Fig. 3: INTS10 forms a module with INTS13–INTS14 in cells and binds to the MIDAS pocket of the INTS14 VWA domain.

a Size exclusion chromatography of nuclear extract from HEK293T cells. All even fractions were analyzed by Western blotting. INTS1 and INTS7 served as marker proteins for the INT core, while INTS4–9–11 form the cleavage module. Elution points of molecular weight markers are indicated on the top. In addition, elution volumes of purified INTS13–INTS14 and INTS10–INTS13–INTS14 are indicated. b, c Coprecipitation of HA-INTS10 from HEK293T cells with V5-SBP-INTS13 b or V5-SBP-INTS14 c. Wild-type and binding patch double mutants were compared. Coprecipitation of endogenous INTS14 or INTS13 is detected as control for complex disruption.
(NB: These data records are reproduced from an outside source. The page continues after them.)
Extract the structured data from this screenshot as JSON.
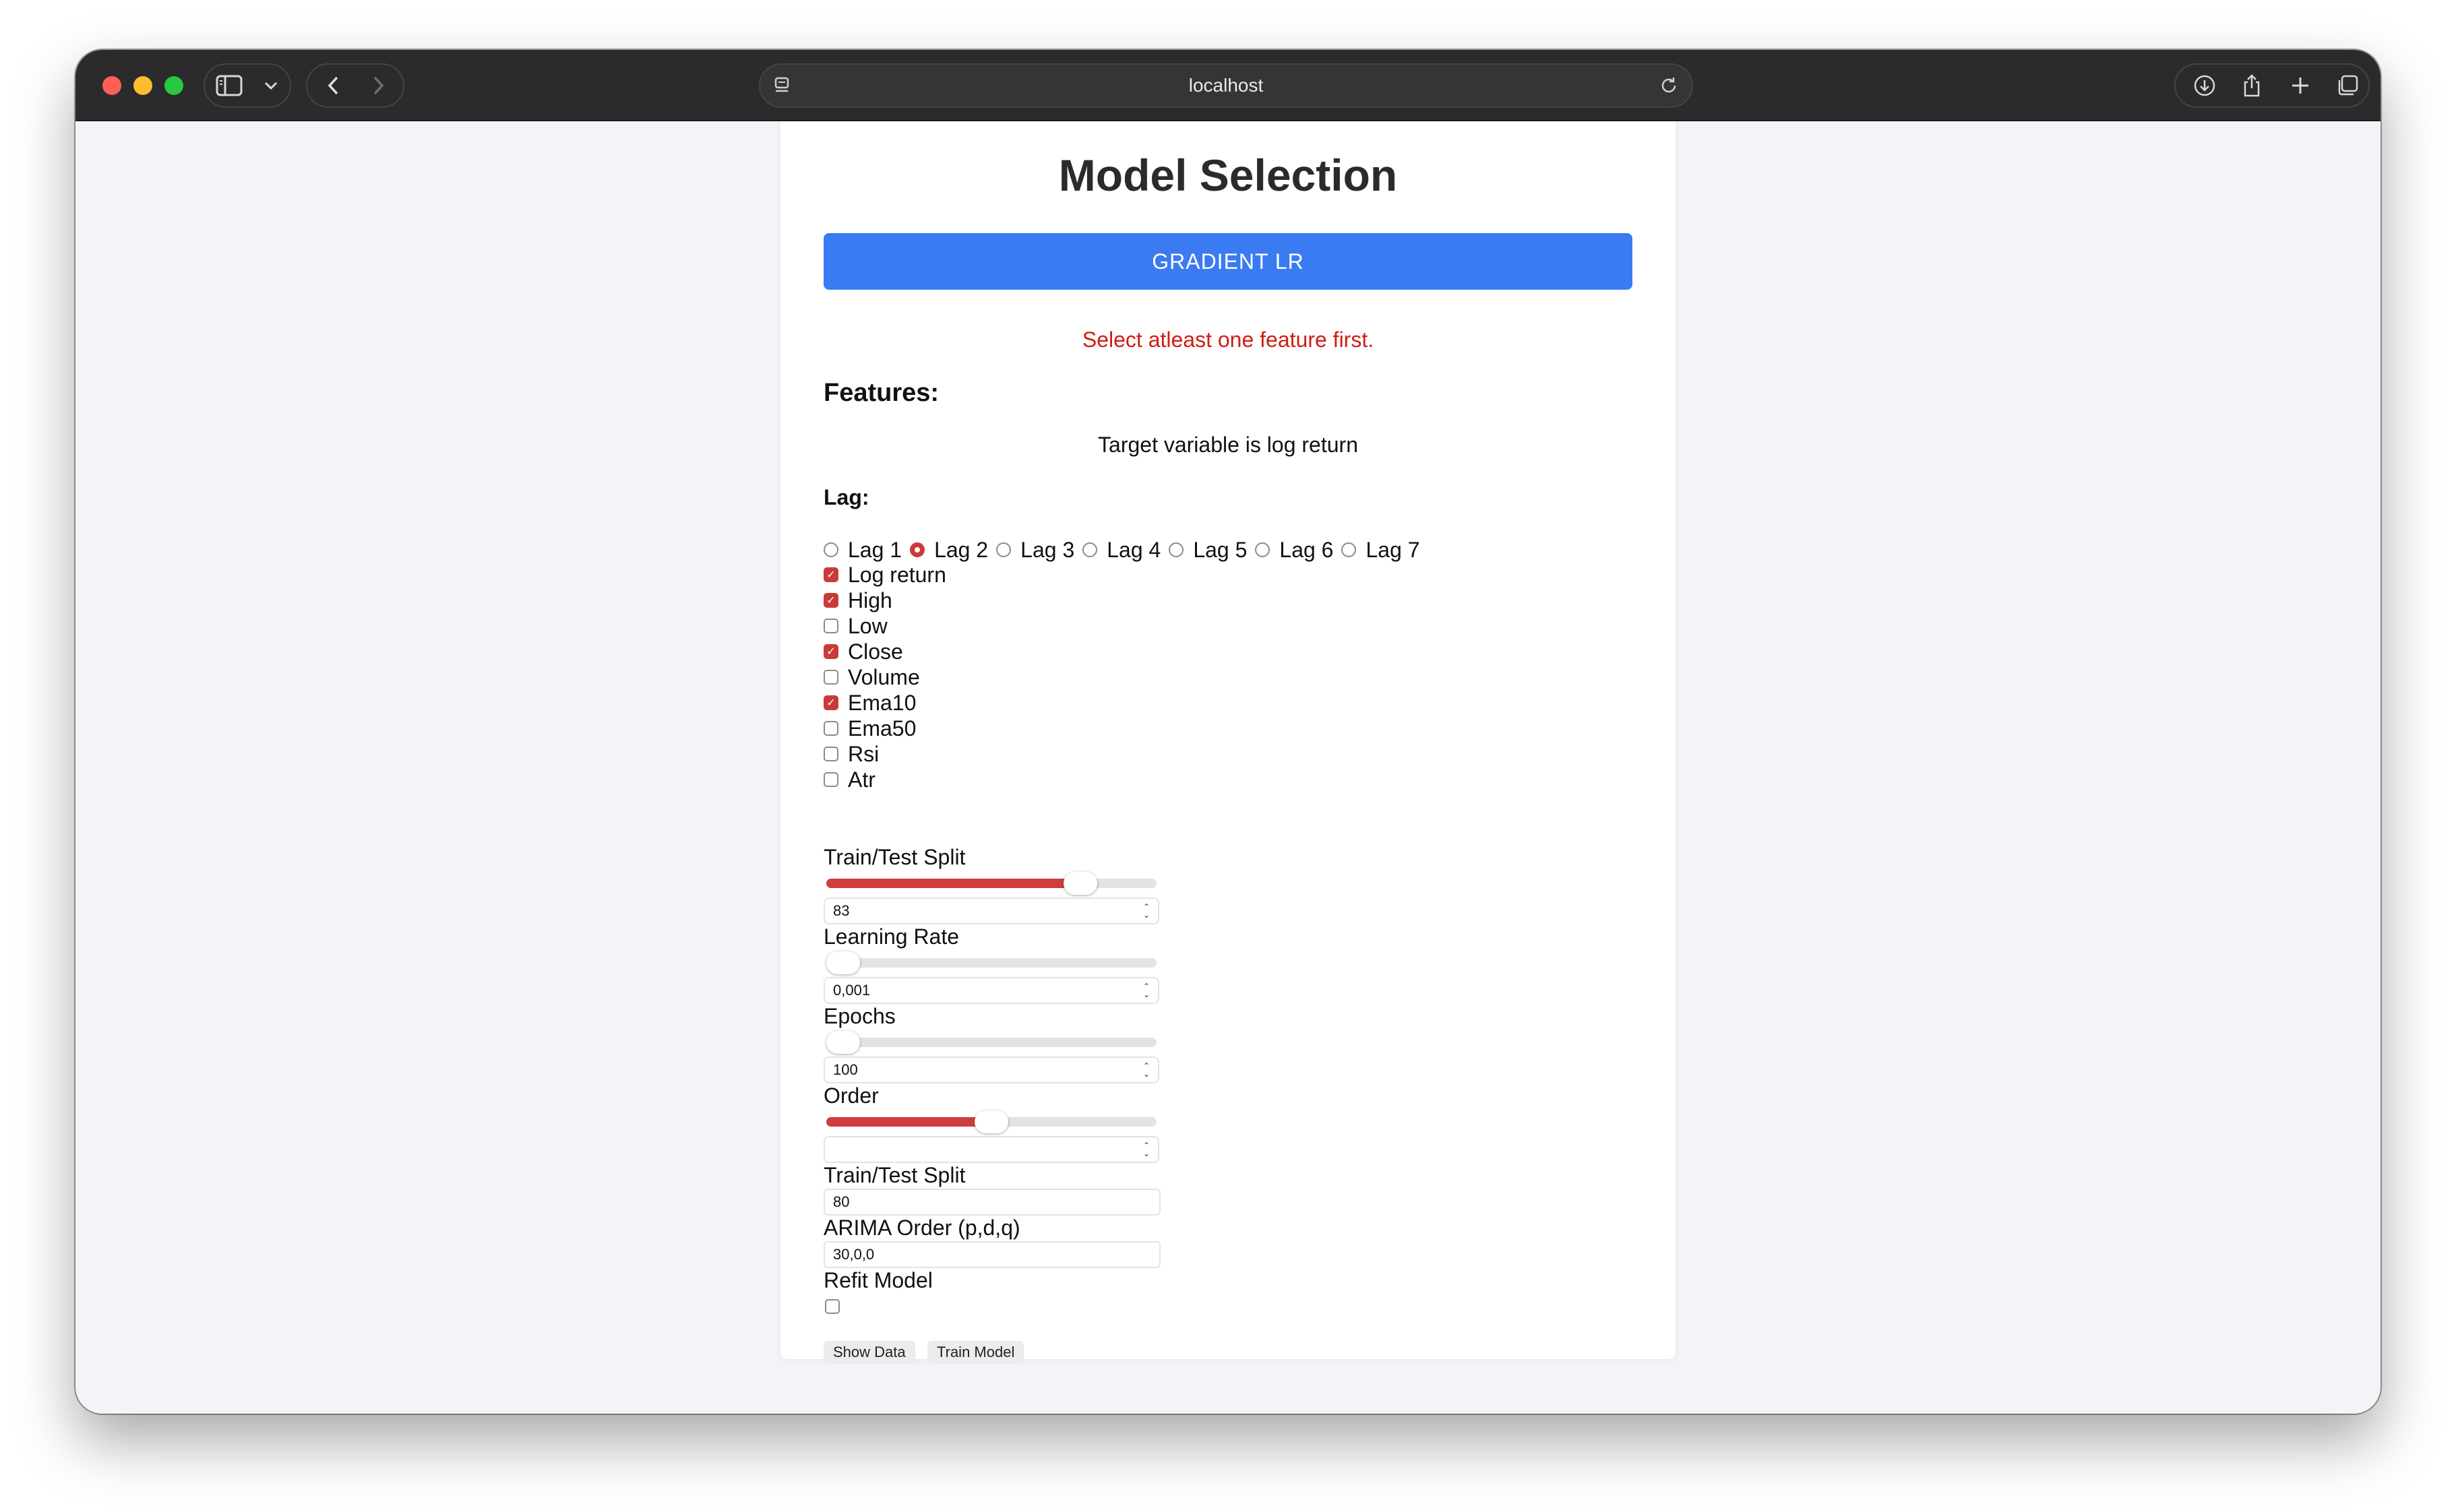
{
  "browser": {
    "url": "localhost"
  },
  "page": {
    "title": "Model Selection",
    "model_button": "GRADIENT LR",
    "error": "Select atleast one feature first.",
    "features_heading": "Features:",
    "target_text": "Target variable is log return",
    "lag_heading": "Lag:",
    "lags": [
      {
        "label": "Lag 1",
        "selected": false
      },
      {
        "label": "Lag 2",
        "selected": true
      },
      {
        "label": "Lag 3",
        "selected": false
      },
      {
        "label": "Lag 4",
        "selected": false
      },
      {
        "label": "Lag 5",
        "selected": false
      },
      {
        "label": "Lag 6",
        "selected": false
      },
      {
        "label": "Lag 7",
        "selected": false
      }
    ],
    "features": [
      {
        "label": "Log return",
        "checked": true
      },
      {
        "label": "High",
        "checked": true
      },
      {
        "label": "Low",
        "checked": false
      },
      {
        "label": "Close",
        "checked": true
      },
      {
        "label": "Volume",
        "checked": false
      },
      {
        "label": "Ema10",
        "checked": true
      },
      {
        "label": "Ema50",
        "checked": false
      },
      {
        "label": "Rsi",
        "checked": false
      },
      {
        "label": "Atr",
        "checked": false
      }
    ],
    "params": {
      "split": {
        "label": "Train/Test Split",
        "value": "83",
        "slider_fraction": 0.8
      },
      "lr": {
        "label": "Learning Rate",
        "value": "0,001",
        "slider_fraction": 0.0
      },
      "epochs": {
        "label": "Epochs",
        "value": "100",
        "slider_fraction": 0.0
      },
      "order": {
        "label": "Order",
        "value": "",
        "slider_fraction": 0.5
      }
    },
    "arima": {
      "split_label": "Train/Test Split",
      "split_value": "80",
      "order_label": "ARIMA Order (p,d,q)",
      "order_value": "30,0,0",
      "refit_label": "Refit Model",
      "refit_checked": false
    },
    "buttons": {
      "show_data": "Show Data",
      "train_model": "Train Model"
    }
  },
  "colors": {
    "accent_blue": "#3b7bf2",
    "error_red": "#cf1d13",
    "checked_red": "#c93b3b"
  }
}
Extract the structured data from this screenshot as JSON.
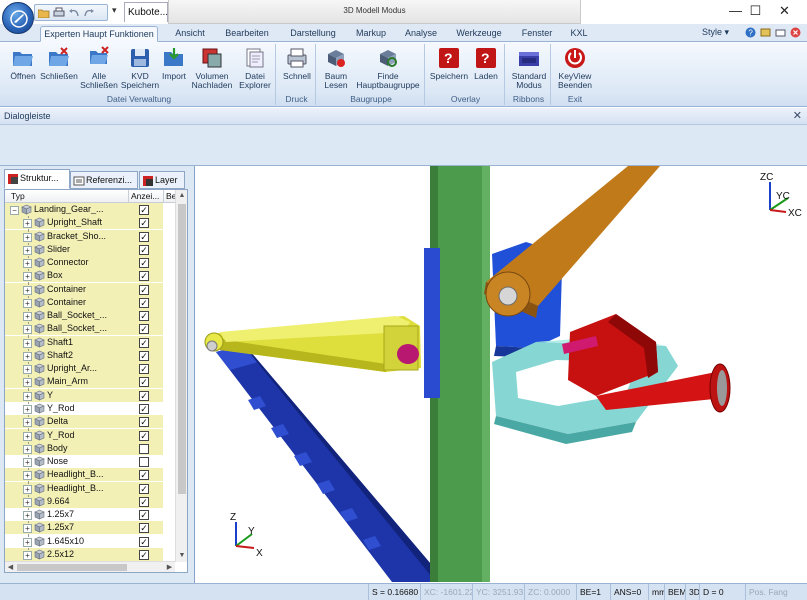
{
  "window": {
    "doc_title": "Kubote...",
    "mode_title": "3D Modell Modus",
    "minimize": "—",
    "maximize": "☐",
    "close": "✕"
  },
  "ribbon": {
    "tabs": [
      "Experten Haupt Funktionen",
      "Ansicht",
      "Bearbeiten",
      "Darstellung",
      "Markup",
      "Analyse",
      "Werkzeuge",
      "Fenster",
      "KXL"
    ],
    "style_label": "Style",
    "groups": {
      "datei": "Datei Verwaltung",
      "druck": "Druck",
      "baugruppe": "Baugruppe",
      "overlay": "Overlay",
      "ribbons": "Ribbons",
      "exit": "Exit"
    },
    "buttons": {
      "oeffnen": "Öffnen",
      "schliessen": "Schließen",
      "alle_l1": "Alle",
      "alle_l2": "Schließen",
      "kvd_l1": "KVD",
      "kvd_l2": "Speichern",
      "import": "Import",
      "volumen_l1": "Volumen",
      "volumen_l2": "Nachladen",
      "datei_l1": "Datei",
      "datei_l2": "Explorer",
      "schnell": "Schnell",
      "baum_l1": "Baum",
      "baum_l2": "Lesen",
      "finde_l1": "Finde",
      "finde_l2": "Hauptbaugruppe",
      "speichern": "Speichern",
      "laden": "Laden",
      "standard_l1": "Standard",
      "standard_l2": "Modus",
      "keyview_l1": "KeyView",
      "keyview_l2": "Beenden"
    }
  },
  "dialog": {
    "title": "Dialogleiste",
    "close": "✕"
  },
  "panel": {
    "tabs": [
      "Struktur...",
      "Referenzi...",
      "Layer"
    ],
    "columns": {
      "typ": "Typ",
      "anzeige": "Anzei...",
      "be": "Be"
    },
    "rows": [
      {
        "label": "Landing_Gear_...",
        "checked": true,
        "hl": true,
        "root": true
      },
      {
        "label": "Upright_Shaft",
        "checked": true,
        "hl": true
      },
      {
        "label": "Bracket_Sho...",
        "checked": true,
        "hl": true
      },
      {
        "label": "Slider",
        "checked": true,
        "hl": true
      },
      {
        "label": "Connector",
        "checked": true,
        "hl": true
      },
      {
        "label": "Box",
        "checked": true,
        "hl": true
      },
      {
        "label": "Container",
        "checked": true,
        "hl": true
      },
      {
        "label": "Container",
        "checked": true,
        "hl": true
      },
      {
        "label": "Ball_Socket_...",
        "checked": true,
        "hl": true
      },
      {
        "label": "Ball_Socket_...",
        "checked": true,
        "hl": true
      },
      {
        "label": "Shaft1",
        "checked": true,
        "hl": true
      },
      {
        "label": "Shaft2",
        "checked": true,
        "hl": true
      },
      {
        "label": "Upright_Ar...",
        "checked": true,
        "hl": true
      },
      {
        "label": "Main_Arm",
        "checked": true,
        "hl": true
      },
      {
        "label": "Y",
        "checked": true,
        "hl": true
      },
      {
        "label": "Y_Rod",
        "checked": true,
        "hl": false
      },
      {
        "label": "Delta",
        "checked": true,
        "hl": true
      },
      {
        "label": "Y_Rod",
        "checked": true,
        "hl": true
      },
      {
        "label": "Body",
        "checked": false,
        "hl": true
      },
      {
        "label": "Nose",
        "checked": false,
        "hl": false
      },
      {
        "label": "Headlight_B...",
        "checked": true,
        "hl": true
      },
      {
        "label": "Headlight_B...",
        "checked": true,
        "hl": true
      },
      {
        "label": "9.664",
        "checked": true,
        "hl": true
      },
      {
        "label": "1.25x7",
        "checked": true,
        "hl": false
      },
      {
        "label": "1.25x7",
        "checked": true,
        "hl": true
      },
      {
        "label": "1.645x10",
        "checked": true,
        "hl": false
      },
      {
        "label": "2.5x12",
        "checked": true,
        "hl": true
      }
    ]
  },
  "axes": {
    "top": {
      "z": "ZC",
      "y": "YC",
      "x": "XC"
    },
    "bottom": {
      "z": "Z",
      "y": "Y",
      "x": "X"
    }
  },
  "status": {
    "s": "S = 0.16680",
    "xc": "XC: -1601.22",
    "yc": "YC: 3251.931",
    "zc": "ZC: 0.0000",
    "be": "BE=1",
    "ans": "ANS=0",
    "mm": "mm",
    "bem": "BEM",
    "mode3d": "3D",
    "d": "D = 0",
    "pos": "Pos. Fang"
  },
  "colors": {
    "ribbon_bg": "#dbe7f5",
    "highlight_row": "#f3f0b6",
    "pillar": "#4e9a4e",
    "arm_blue": "#1d3fb0",
    "arm_yellow": "#e0e040",
    "arm_brown": "#c07a1a",
    "part_cyan": "#86d7d3",
    "part_red": "#d10f0f"
  }
}
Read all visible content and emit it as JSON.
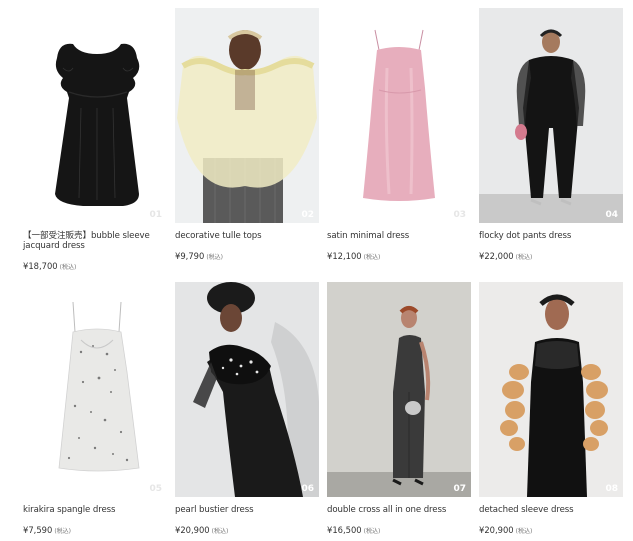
{
  "products": [
    {
      "name": "【一部受注販売】bubble sleeve jacquard dress",
      "price": "¥18,700",
      "tax": "(税込)",
      "num": "01",
      "icon": "black-bubble-sleeve-dress-image"
    },
    {
      "name": "decorative tulle tops",
      "price": "¥9,790",
      "tax": "(税込)",
      "num": "02",
      "icon": "model-tulle-tops-image"
    },
    {
      "name": "satin minimal dress",
      "price": "¥12,100",
      "tax": "(税込)",
      "num": "03",
      "icon": "pink-satin-dress-image"
    },
    {
      "name": "flocky dot pants dress",
      "price": "¥22,000",
      "tax": "(税込)",
      "num": "04",
      "icon": "model-black-pants-dress-image"
    },
    {
      "name": "kirakira spangle dress",
      "price": "¥7,590",
      "tax": "(税込)",
      "num": "05",
      "icon": "white-spangle-dress-image"
    },
    {
      "name": "pearl bustier dress",
      "price": "¥20,900",
      "tax": "(税込)",
      "num": "06",
      "icon": "model-pearl-bustier-dress-image"
    },
    {
      "name": "double cross all in one dress",
      "price": "¥16,500",
      "tax": "(税込)",
      "num": "07",
      "icon": "model-grey-all-in-one-image"
    },
    {
      "name": "detached sleeve dress",
      "price": "¥20,900",
      "tax": "(税込)",
      "num": "08",
      "icon": "model-detached-sleeve-dress-image"
    }
  ]
}
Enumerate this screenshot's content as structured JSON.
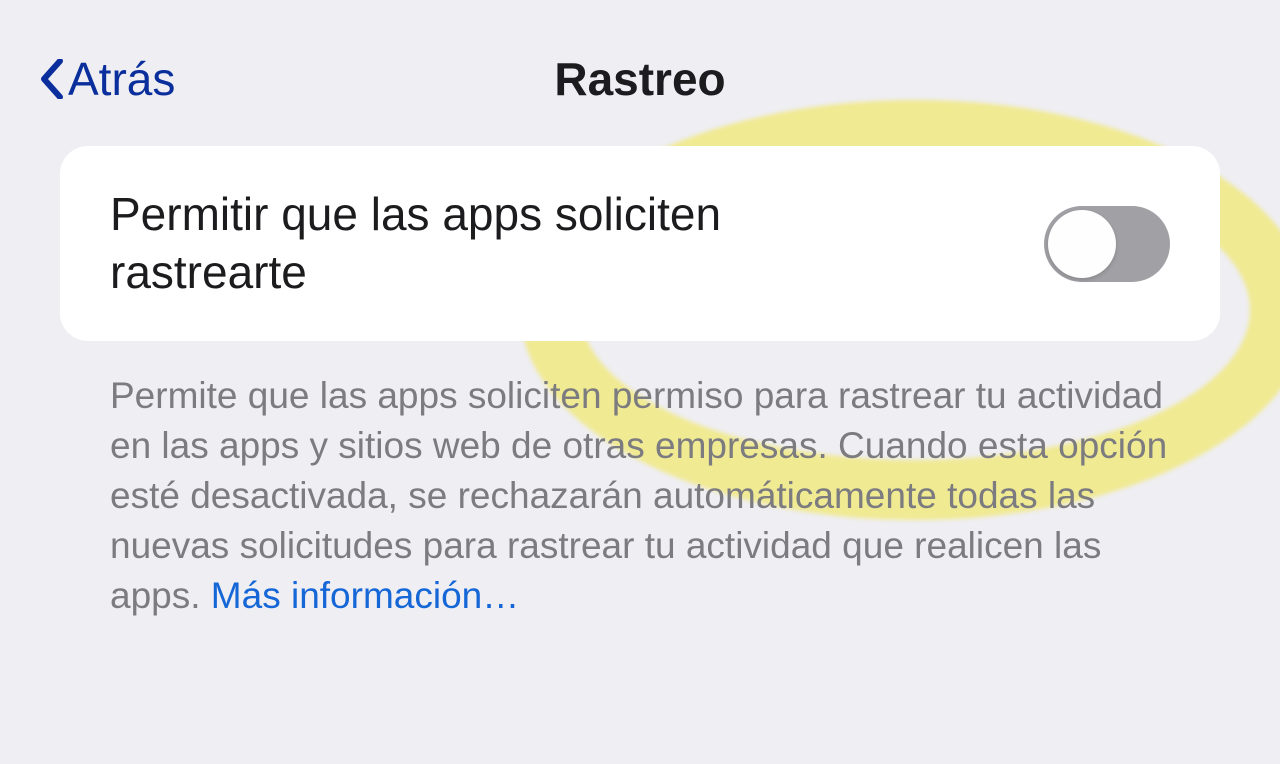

Inputs (αV5-blots 1%, αHA-blots 0.38% and 0.75%, αINTS14-blot 0.38%, αINTS13-blot 0.03%) and bound fractions (αV5-blots 3%, αHA-blots 20 and 15%, αINTS14/αINTS13-blots 20%) were analyzed by Western blotting. d Deletion constructs of V5-SBP-INTS14 were tested for copurification of HA-INTS10 and endogenous INTS13. Inputs (αV5-blot 1%, αHA-blot 1%, αINTS13-blot 0.1%) and bound fractions (αV5-blot 4%, αHA-blot 5%, αINTS13-blot 20%) were characterized by Western blotting. e Copurification of MBP-INTS10 with GST-INTS14-VWA from E. coli lysates. GST served as negative control. f Structure superposition (r.m.s.d. 3.6 Å over 160 residues) of the VWA domain of INTS14 (green) with the VWA domain of integrin-αL (ITGAL, gray, PDB-ID: 1T0P⁷³) in complex with intercellular adhesion molecule 3 (ICAM3, purple). The black square highlights the position of the MIDAS pocket, residues lining the pocket are shown as sticks. g Focused view of the MIDAS pockets of both VWA domains highlights conservation of the site in INTS14. The Mg²⁺-ion in the ITGAL pocket that coordinates a Glu of the interaction partner ICAM3 is shown as a gray sphere. Ion coordination is indicated by black dotted lines. Coloring as in f. Residues mutated in INTS14 are underlined. h Coprecipitation of HA-INTS10 from HEK293T cells with V5-SBP-INTS14 wt or MIDAS pocket mutants (D8A, S10A, S12A [DA2SA] and L11E, R15A [LERA]). V5-SBP-MBP served as control. Inputs (αV5-blots 1%, αHA-blots 0.75%) and bound fractions (αV5-blots 3%, αHA-blots 15%) were analyzed by Western blotting.